Oxford Literary Festival – Sue Townsend

Published by Emma Lee-Potter in on Tuesday 19th March 2013

IMG_1854Sue Townsend doesn’t give many interviews so I was determined not to miss her appearance at the Oxford Literary Festival this week.

She’s 66 now, registered blind, confined to a wheelchair and suffered a stroke at Christmas. But for a whole glorious hour, her anecdotes about her childhood, her work and how she came to write her Adrian Mole books made the audience at the Sheldonian Theatre rock with laughter.

The session, skilfully led by Sunday Times chief fiction reviewer Peter Kemp, kicked off with Townsend’s recollections of her favourite childhood books. She was a late reader and only learned to read when she was off school for three weeks with mumps at the age of eight. Her mother went to a “rummage sale” and came home with a pile of Just William books. “It was like a treasure trove,” said Townsend. She tore through Richmal Crompton’s stories and then started reading everything she could lay her hands on, from her parents’ library books (mostly about Hollywood film stars and the Second World War) to the classics. She couldn’t, however, “get on with Jane Austen,” and never has. “They are a bit too arch for me,” she confided.

Townsend, who has written 14 novels, revealed that she thinks there will be two more Adrian Mole stories – “at a push.” Her editor was in the audience and could have been speaking for all of us when she beamed and said she was “waiting with baited breath.”

Townsend also explained that she doesn’t plan her books out in advance.

“I like the way that really good stories or really good scenes come from a tiny bit of dialogue that someone has said. I don’t think I’d like it if I planned it out. I prefer to get as near to life as possible. None of us know what is going to happen from one day to the next. Anything could happen.”

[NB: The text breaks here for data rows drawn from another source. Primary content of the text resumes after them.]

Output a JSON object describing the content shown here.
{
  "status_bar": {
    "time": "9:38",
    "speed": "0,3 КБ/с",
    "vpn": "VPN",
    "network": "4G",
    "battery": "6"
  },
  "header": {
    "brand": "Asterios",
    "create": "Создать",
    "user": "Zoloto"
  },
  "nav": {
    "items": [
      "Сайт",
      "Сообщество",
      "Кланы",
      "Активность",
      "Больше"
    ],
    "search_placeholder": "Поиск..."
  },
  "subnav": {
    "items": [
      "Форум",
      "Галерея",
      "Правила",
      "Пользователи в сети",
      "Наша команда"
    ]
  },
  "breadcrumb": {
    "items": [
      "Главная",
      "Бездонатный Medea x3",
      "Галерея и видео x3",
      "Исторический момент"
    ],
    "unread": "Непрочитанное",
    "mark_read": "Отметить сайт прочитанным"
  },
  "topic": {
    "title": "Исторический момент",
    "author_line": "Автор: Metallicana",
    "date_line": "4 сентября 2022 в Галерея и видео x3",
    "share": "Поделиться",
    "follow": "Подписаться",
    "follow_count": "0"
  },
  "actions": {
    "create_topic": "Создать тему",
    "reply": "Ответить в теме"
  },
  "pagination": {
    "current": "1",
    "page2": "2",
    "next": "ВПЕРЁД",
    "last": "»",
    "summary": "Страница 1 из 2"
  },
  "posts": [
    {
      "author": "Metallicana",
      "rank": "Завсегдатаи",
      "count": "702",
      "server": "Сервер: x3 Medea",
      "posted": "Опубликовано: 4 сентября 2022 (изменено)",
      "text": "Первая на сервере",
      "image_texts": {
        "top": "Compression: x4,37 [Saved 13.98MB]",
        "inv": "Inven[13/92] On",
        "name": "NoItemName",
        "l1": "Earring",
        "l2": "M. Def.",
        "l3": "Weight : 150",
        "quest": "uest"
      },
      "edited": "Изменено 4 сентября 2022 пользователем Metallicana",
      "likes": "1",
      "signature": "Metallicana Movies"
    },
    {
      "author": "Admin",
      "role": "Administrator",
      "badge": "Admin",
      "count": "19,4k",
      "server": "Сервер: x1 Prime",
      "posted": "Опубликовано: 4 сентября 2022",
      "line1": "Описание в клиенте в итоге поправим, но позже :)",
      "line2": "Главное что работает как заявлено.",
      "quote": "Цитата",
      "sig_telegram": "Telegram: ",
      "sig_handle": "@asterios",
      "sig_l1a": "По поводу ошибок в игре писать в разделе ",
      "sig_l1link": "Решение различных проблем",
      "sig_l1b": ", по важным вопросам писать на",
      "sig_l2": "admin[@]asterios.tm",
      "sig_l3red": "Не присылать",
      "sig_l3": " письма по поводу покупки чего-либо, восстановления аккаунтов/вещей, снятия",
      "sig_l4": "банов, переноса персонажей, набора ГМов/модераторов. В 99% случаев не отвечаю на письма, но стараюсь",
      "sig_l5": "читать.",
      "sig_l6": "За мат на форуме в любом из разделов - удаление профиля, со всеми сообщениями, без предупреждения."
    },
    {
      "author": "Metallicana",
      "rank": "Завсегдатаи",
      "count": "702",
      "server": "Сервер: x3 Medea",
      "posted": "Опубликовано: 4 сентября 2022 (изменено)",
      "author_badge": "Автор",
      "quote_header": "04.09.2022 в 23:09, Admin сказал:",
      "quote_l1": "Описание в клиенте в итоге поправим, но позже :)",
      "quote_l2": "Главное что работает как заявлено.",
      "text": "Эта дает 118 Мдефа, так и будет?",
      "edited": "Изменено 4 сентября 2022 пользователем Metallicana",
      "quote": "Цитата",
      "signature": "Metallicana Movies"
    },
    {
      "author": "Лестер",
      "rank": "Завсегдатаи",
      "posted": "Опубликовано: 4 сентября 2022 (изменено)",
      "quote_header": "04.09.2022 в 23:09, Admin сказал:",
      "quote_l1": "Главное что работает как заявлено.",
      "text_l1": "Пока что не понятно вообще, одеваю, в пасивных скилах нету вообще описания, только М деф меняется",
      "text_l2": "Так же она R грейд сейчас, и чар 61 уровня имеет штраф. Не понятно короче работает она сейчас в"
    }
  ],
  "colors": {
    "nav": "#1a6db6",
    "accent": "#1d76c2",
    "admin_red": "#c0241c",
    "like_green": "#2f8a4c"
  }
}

A member of the audience asked if Townsend had any advice for her 13-year-old niece, a would-be writer whom she’d brought along to the talk.

“Do you keep a diary?” asked Townsend.

“No,” said the teenager.

“I think you are very wise,” said Townsend. “Unless you have got a safe place where nobody can find it. They are dangerous things, diaries. They are like bombs, ticking away…”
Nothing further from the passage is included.